Der Schweizerische Arbeitgeberverband (SAV) startet bereits seine Kampagne zur Arbeitslosenversicherung (ALV). Er plädiert für ein Ja zur geplanten Gesetzesrevision, die von der Linken mit dem Referendum bekämpft wird.


«Die Sanierung der Arbeitslosenversicherung ist dringend nötig», sagte Arbeitgeber-Direktor Thomas Daum Ende März vor den Medien in Bern. Die ALV weise ein strukturelles Defizit von rund 920 Millionen Franken auf und werde Ende des Jahres gegen 9 Milliarden Franken Schulden angehäuft haben. Die vom Parlament beschlossene Revision bringe eine «ausgewogene Kombination» von Beitragserhöhungen und Leistungskorrekturen. Ohne Korrekturen auf der Leistungsseite müssten die Beitragserhöhungen doppelt so hoch ausfallen, gab Daum zu bedenken. Dies sei weder im Interesse der Arbeitgeber noch in jenem der Arbeitnehmenden.
Sozialverträgliche Kürzungen
Leistungskürzungen sieht die Vorlage insbesondere für junge Arbeitslose vor. Sie erhalten weniger Taggelder und müssen auch Stellen annehmen, die nicht ihren Fähigkeiten entsprechen. Neu hat nur noch Anrecht auf 400 Taggelder, wer mindestens eineinhalb Jahre in die Arbeitslosenversicherung einbezahlt hat. Der Arbeitgeberverband wertet diese Leistungskürzungen als sozialverträglich. So werde der Anreiz für eine rasche Rückkehr in den Arbeitsmarkt gefördert, sagte Daum.
Schwierige Abstimmung
Der SAV hebt hervor, dass keine sukzessive Kürzung der Taggelder bei länger dauernder Arbeitslosigkeit vorgesehen sei. Diese von bürgerlicher Seite eingebrachte Massnahme war im Parlament abgelehnt worden. Weiter verweisen die Arbeitgeber auf die Situation der Arbeitslosen in anderen Ländern. Nach einem Ja zur Revision biete die Arbeitslosenversicherung im Vergleich immer noch eine gute Absicherung.
Daum räumte indes ein, dass es schwierig werden könnte, die Bevölkerung von der Vorlage zu überzeugen. Was als Abbau wahrgenommen werde, sei nicht durchzubringen, sagte Daum mit Blick auf die verlorene Abstimmung zur beruflichen Vorsorge.

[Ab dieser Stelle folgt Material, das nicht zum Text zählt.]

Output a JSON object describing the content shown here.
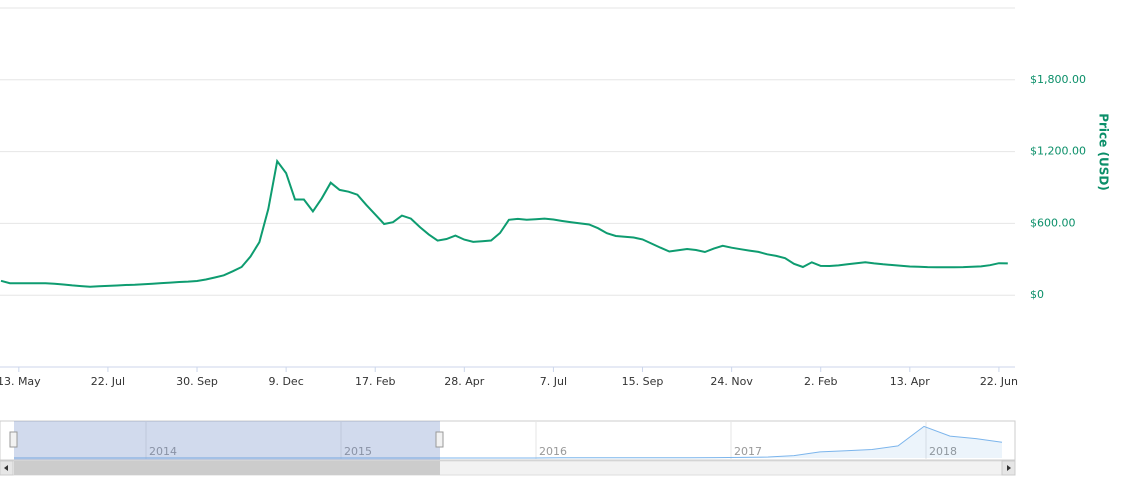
{
  "chart_data": {
    "type": "line",
    "y_axis_title": "Price (USD)",
    "color": "#0e9c70",
    "ylim": [
      -600,
      2400
    ],
    "yticks": [
      {
        "value": 0,
        "label": "$0"
      },
      {
        "value": 600,
        "label": "$600.00"
      },
      {
        "value": 1200,
        "label": "$1,200.00"
      },
      {
        "value": 1800,
        "label": "$1,800.00"
      }
    ],
    "grid": true,
    "categories": [
      null,
      null,
      "13. May",
      null,
      null,
      null,
      null,
      null,
      null,
      null,
      null,
      null,
      "22. Jul",
      null,
      null,
      null,
      null,
      null,
      null,
      null,
      null,
      null,
      "30. Sep",
      null,
      null,
      null,
      null,
      null,
      null,
      null,
      null,
      null,
      "9. Dec",
      null,
      null,
      null,
      null,
      null,
      null,
      null,
      null,
      null,
      "17. Feb",
      null,
      null,
      null,
      null,
      null,
      null,
      null,
      null,
      null,
      "28. Apr",
      null,
      null,
      null,
      null,
      null,
      null,
      null,
      null,
      null,
      "7. Jul",
      null,
      null,
      null,
      null,
      null,
      null,
      null,
      null,
      null,
      "15. Sep",
      null,
      null,
      null,
      null,
      null,
      null,
      null,
      null,
      null,
      "24. Nov",
      null,
      null,
      null,
      null,
      null,
      null,
      null,
      null,
      null,
      "2. Feb",
      null,
      null,
      null,
      null,
      null,
      null,
      null,
      null,
      null,
      "13. Apr",
      null,
      null,
      null,
      null,
      null,
      null,
      null,
      null,
      null,
      "22. Jun",
      null
    ],
    "values": [
      120,
      100,
      100,
      100,
      100,
      100,
      96,
      89,
      82,
      76,
      70,
      74,
      78,
      81,
      85,
      88,
      92,
      96,
      101,
      105,
      110,
      114,
      119,
      131,
      148,
      166,
      200,
      236,
      323,
      444,
      720,
      1120,
      1020,
      800,
      800,
      700,
      810,
      940,
      880,
      865,
      840,
      755,
      675,
      595,
      610,
      665,
      640,
      570,
      508,
      456,
      470,
      498,
      465,
      445,
      451,
      457,
      520,
      630,
      638,
      631,
      635,
      640,
      633,
      620,
      609,
      600,
      591,
      560,
      518,
      495,
      489,
      482,
      466,
      432,
      398,
      365,
      376,
      386,
      378,
      361,
      389,
      413,
      397,
      384,
      373,
      362,
      342,
      328,
      309,
      262,
      236,
      275,
      245,
      244,
      249,
      258,
      267,
      275,
      266,
      258,
      252,
      246,
      240,
      237,
      235,
      234,
      234,
      234,
      235,
      238,
      241,
      251,
      267,
      266
    ],
    "navigator": {
      "labels": [
        "2014",
        "2015",
        "2016",
        "2017",
        "2018"
      ],
      "ylim": [
        0,
        1400
      ],
      "values": [
        1,
        1,
        1,
        1,
        1,
        1,
        1,
        1,
        1,
        1,
        1,
        1,
        1,
        1,
        1,
        1,
        1,
        1,
        1,
        1,
        1,
        10,
        10,
        10,
        10,
        10,
        12,
        15,
        25,
        40,
        100,
        250,
        300,
        350,
        500,
        1300,
        900,
        800,
        650
      ]
    }
  }
}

Reformen nicht aufschieben
Reformen braucht es nach Auffassung des Arbeitgeberverbandes nicht nur bei der Arbeitslosenversicherung, sondern auch bei der AHV und der IV. Arbeitgeber-Präsident Rudolf Stämpfli warnte davor, die Lösung der Probleme zu verschieben. Die konjunkturelle Erholung sei zwar noch «flach», doch dürfe die wirtschafts- und sozialpolitische Agenda nicht weiterhin im «Krisenmodus» geführt werden. Ein Leistungsausbau komme bei den Sozialversicherungen nicht in Frage, die Sozialausgabenquote der Schweiz sei bereits hoch. Bezüglich der wirtschaftlichen Aussichten zeigt sich der Arbeitgeberverband dennoch optimistisch.